In March we will go for all the remainders of his tests and luckily we hit the $2,400 deductible and now we only pay 20%! Look out Dr. Kate b/c after me totally missing this illness, I am taking my kids in EVERY time they sneeze! I will become that Mom...again!

If you can spare any prayers that my little guy eats and gets better soon, I know he would appreciate them. Maybe he can catch a bit of a break when spring arrives! *fingers crossed*

As for Jonathan, he is learning to trace letters and numbers at school and is trying to write his name. He is such a busy guy and is very much in love with his new cousin Trevor! He adores him!

BTW if any of the NS moms that read my blog know if this could be related to NS...the constant colds and stuff, please let me know. I don't seem to see anything so maybe it is just Z.

Tuesday, February 17, 2009

15 Month Well Baby

Today Zachary had his 15 month well baby check up. He is a on a delayed vaccination schedule due to his chemo last year. Boy, that sounds nice..."last year". Today he got another HiB, DPT, 1st polio and one for a baby pnuemonia. He knew it was coming and my poor boy freaked. He only cried for a few minutes but to see him anticipating the shots was awful.

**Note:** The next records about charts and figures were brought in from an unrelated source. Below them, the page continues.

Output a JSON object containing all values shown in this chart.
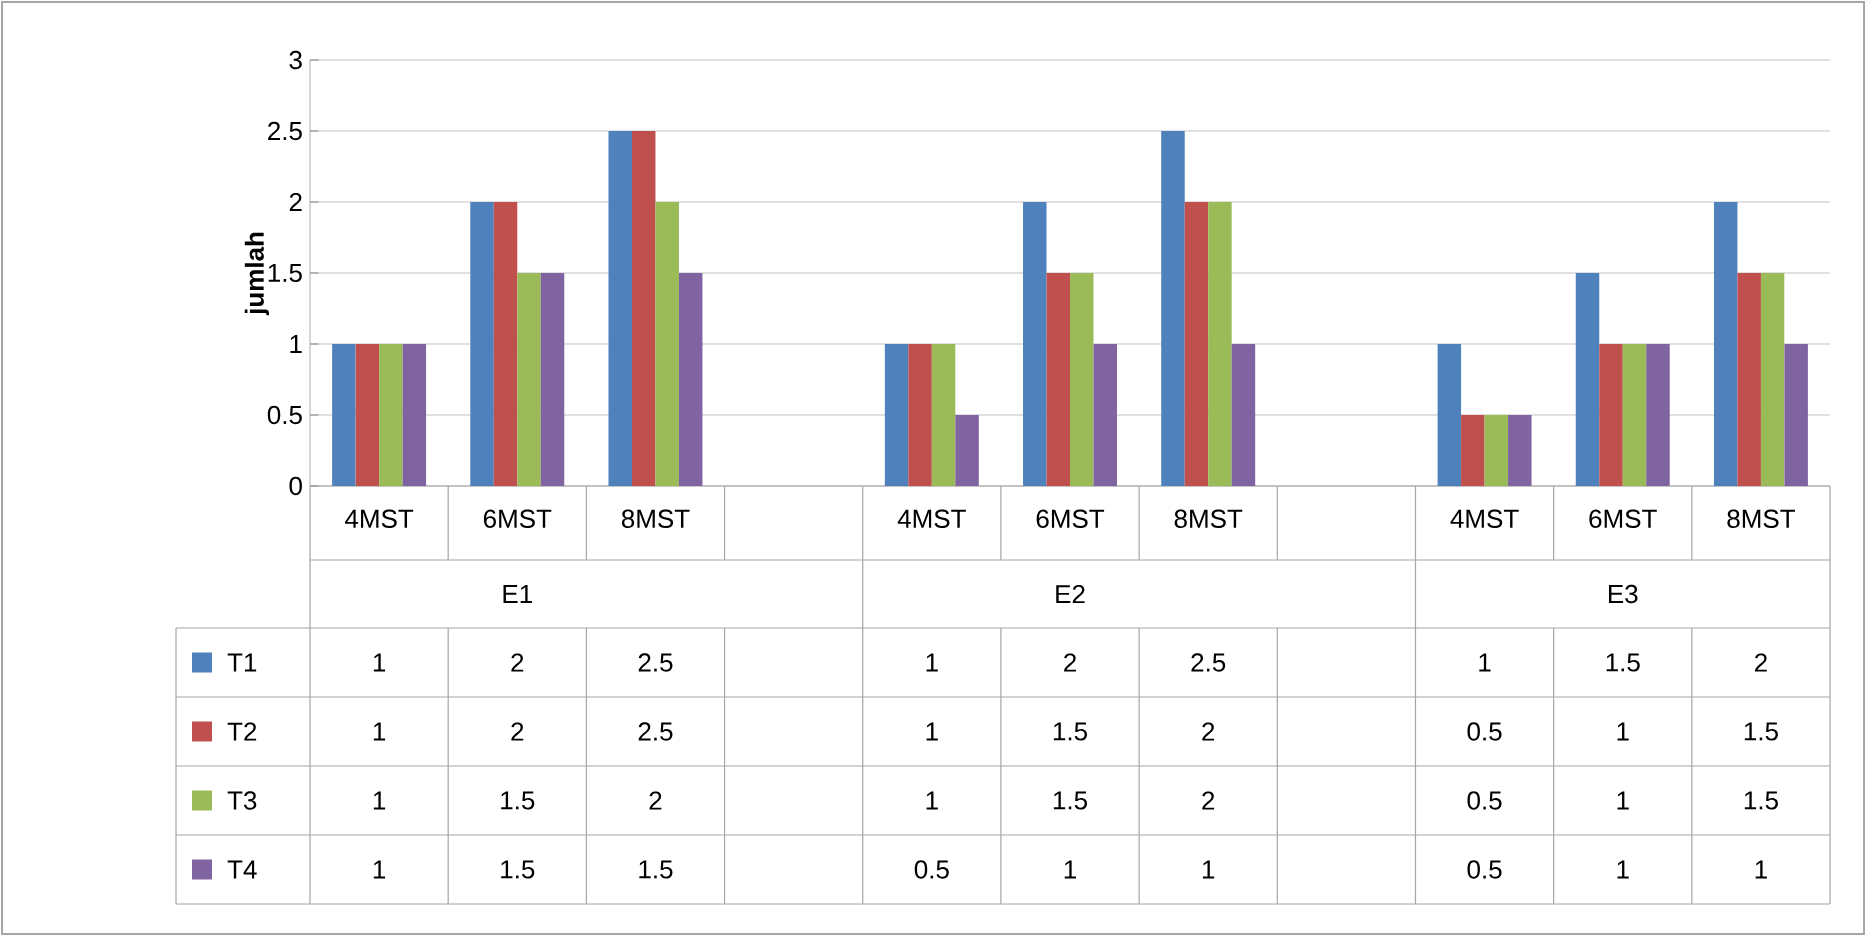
{
  "chart_data": {
    "type": "bar",
    "ylabel": "jumlah",
    "categories": [
      "4MST",
      "6MST",
      "8MST",
      null,
      "4MST",
      "6MST",
      "8MST",
      null,
      "4MST",
      "6MST",
      "8MST"
    ],
    "annotations": [
      "E1",
      "E2",
      "E3"
    ],
    "series": [
      {
        "name": "T1",
        "color": "#4f81bd",
        "values": [
          1,
          2,
          2.5,
          null,
          1,
          2,
          2.5,
          null,
          1,
          1.5,
          2
        ]
      },
      {
        "name": "T2",
        "color": "#c0504d",
        "values": [
          1,
          2,
          2.5,
          null,
          1,
          1.5,
          2,
          null,
          0.5,
          1,
          1.5
        ]
      },
      {
        "name": "T3",
        "color": "#9bbb59",
        "values": [
          1,
          1.5,
          2,
          null,
          1,
          1.5,
          2,
          null,
          0.5,
          1,
          1.5
        ]
      },
      {
        "name": "T4",
        "color": "#8064a2",
        "values": [
          1,
          1.5,
          1.5,
          null,
          0.5,
          1,
          1,
          null,
          0.5,
          1,
          1
        ]
      }
    ],
    "ylim": [
      0,
      3
    ],
    "yticks": [
      0,
      0.5,
      1,
      1.5,
      2,
      2.5,
      3
    ],
    "grid": "y",
    "legend": "bottom",
    "data_labels": true
  }
}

He is 20lbs (down 1 lb from his 12 month) and is 31". On the NS chart he is 75th for weight and 90th for height but on the normal charts he is 50th for height and less than 5th for weight. He was showing off for Dr. Kate as he usually does. We both feel his soft spot is a little smaller, but not much. The neurosurgeon never called me back so I need to call him again to see how long we watch it or what the next step is.

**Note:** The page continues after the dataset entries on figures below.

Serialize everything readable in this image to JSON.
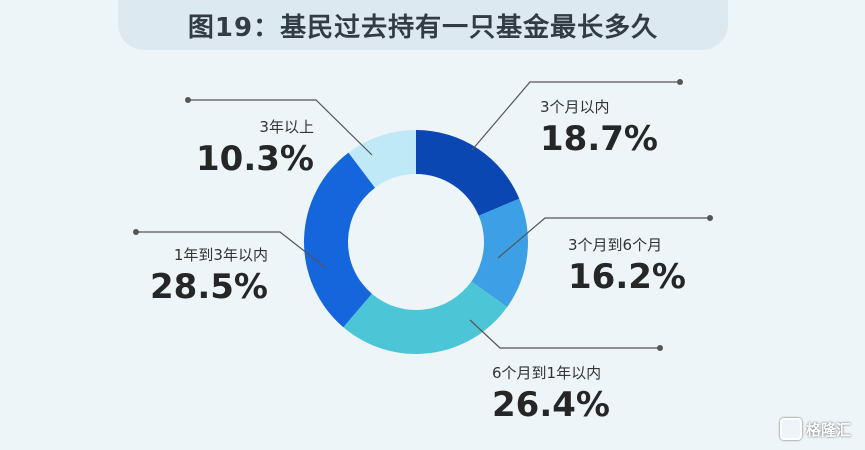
{
  "chart_data": {
    "type": "pie",
    "title": "图19：基民过去持有一只基金最长多久",
    "slices": [
      {
        "label": "3个月以内",
        "value": 18.7,
        "display": "18.7%",
        "color": "#0a47b3"
      },
      {
        "label": "3个月到6个月",
        "value": 16.2,
        "display": "16.2%",
        "color": "#3d9fe6"
      },
      {
        "label": "6个月到1年以内",
        "value": 26.4,
        "display": "26.4%",
        "color": "#4cc6d6"
      },
      {
        "label": "1年到3年以内",
        "value": 28.5,
        "display": "28.5%",
        "color": "#1566dd"
      },
      {
        "label": "3年以上",
        "value": 10.3,
        "display": "10.3%",
        "color": "#bfe9f7"
      }
    ]
  },
  "watermark": "格隆汇"
}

I am to call Dr. Kate in 6 wks if he is not walking and we will then go for the physical therapy. She told me she thinks Z is growing fine at this point but encouraged me to ask the geneticist about growth hormone therapy and what we will look for to determine if he will need it. I suspect it is a bit of a "wait and see" type of thing.

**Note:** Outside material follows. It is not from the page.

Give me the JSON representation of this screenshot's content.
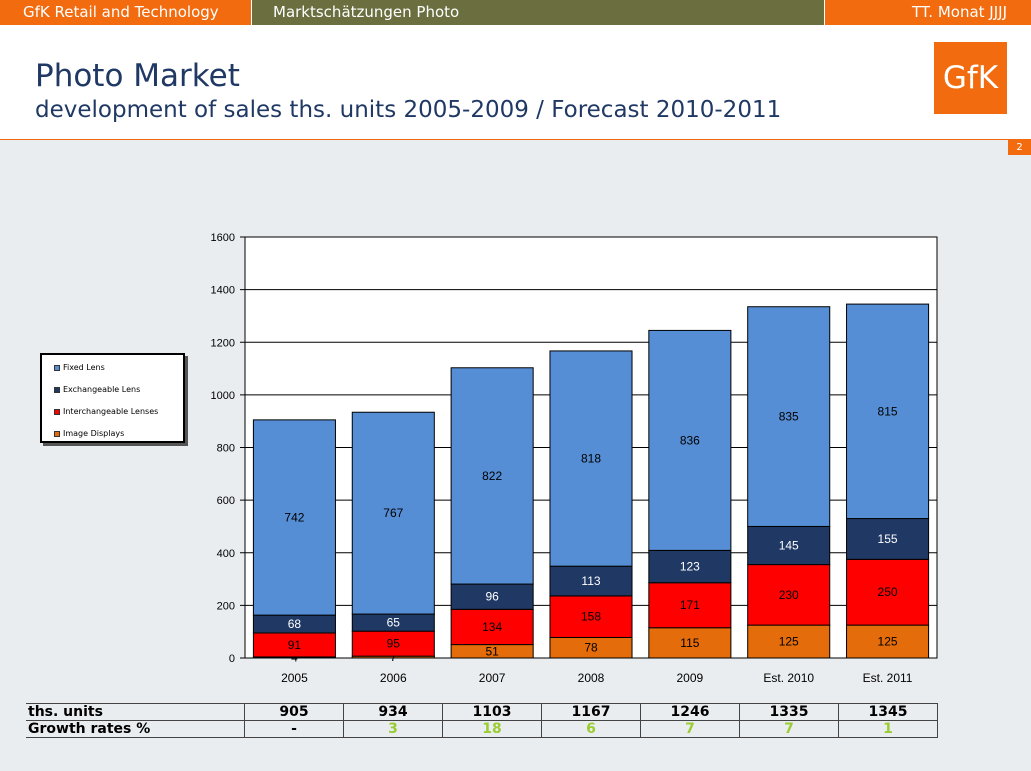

He will do lots of games with your hands and loves to play peek a boo and say "boo". He tries to put his clothes and shoes on...he knows where it all goes...can say about 10 words and knows that my hair clip goes in your hair. LOL He doesn't stand yet and while I know not to compare, we all know it is hard not to. I was looking at pics of Jonathan at his age and WOW he looked like a little man. He was brushing his teeth and was just so big. I look at my little Zachary and hes still such a baby...well looks like it. Someone said to me, "How old is he, about 8 months?". DOH nope, just a peanut! He is doing things in his own time. He does now pull himself up in his crib and I have to say, it is the sweetest little thing! Of course tonight Jonathan was in his crib w/him and really, they can't fit in there side by side and I'm sure they are WAY over the weight limit but I hate separating them. I talked Jonathan into coming out and know he just loves his baby so much.

I mean really, look at the love here...Zachary cracks me up because I see both his grandpas in him. He's a good mix! And Jonathan, I'd say he looks like Jason, but has my temper.